Twenty-four-year-old Gloria Cerrito from the Koefia Academy in Rome merges the world of haute couture with the fleeting, enigmatic aesthetics of dreaming in her graduation project REM. Her design emerges from the space between reality and dream, inspired by the mysterious figures that appear in our nightmares — familiar yet unsettlingly strange.
“I wanted to portray the beings that appear in our dreams, those that seem human but reveal their true, monstrous nature through a small, uncanny detail,” says Gloria Cerrito.
The dress is an homage to the REM sleep phase, when the brain dreams actively and the boundary between reality and illusion begins to blur. Gloria Cerrito translates this psychological phenomenon into fashion, creating a silhouette full of tension in which elegance and unease intertwine.
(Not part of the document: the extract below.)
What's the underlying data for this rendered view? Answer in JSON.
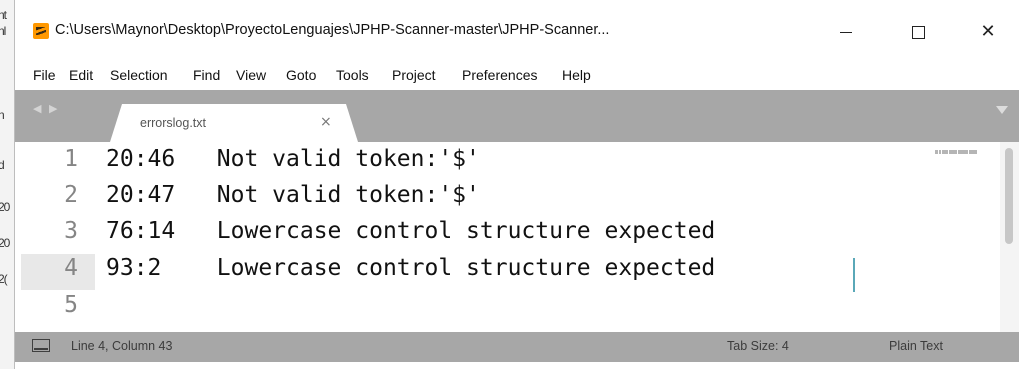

The physical dress is made of fine couture fabrics overlaid with 3D-printed scales. These elements, first digitally designed in CLO3D and then precisely crafted, give the look an organic yet surreal structure. The scales climb over the sleeves like growing fragments of a dream, while luxurious wool shimmers beneath the surface.
The digitally created details enable precise staging of contrasts, while the hand-executed couture techniques add sensual depth to the design. In REM, simulation and reality, dream and fabric merge. The result is a symbiosis of traditional tailoring and digital design that transforms the intangible realm of dreams into a tangible garment.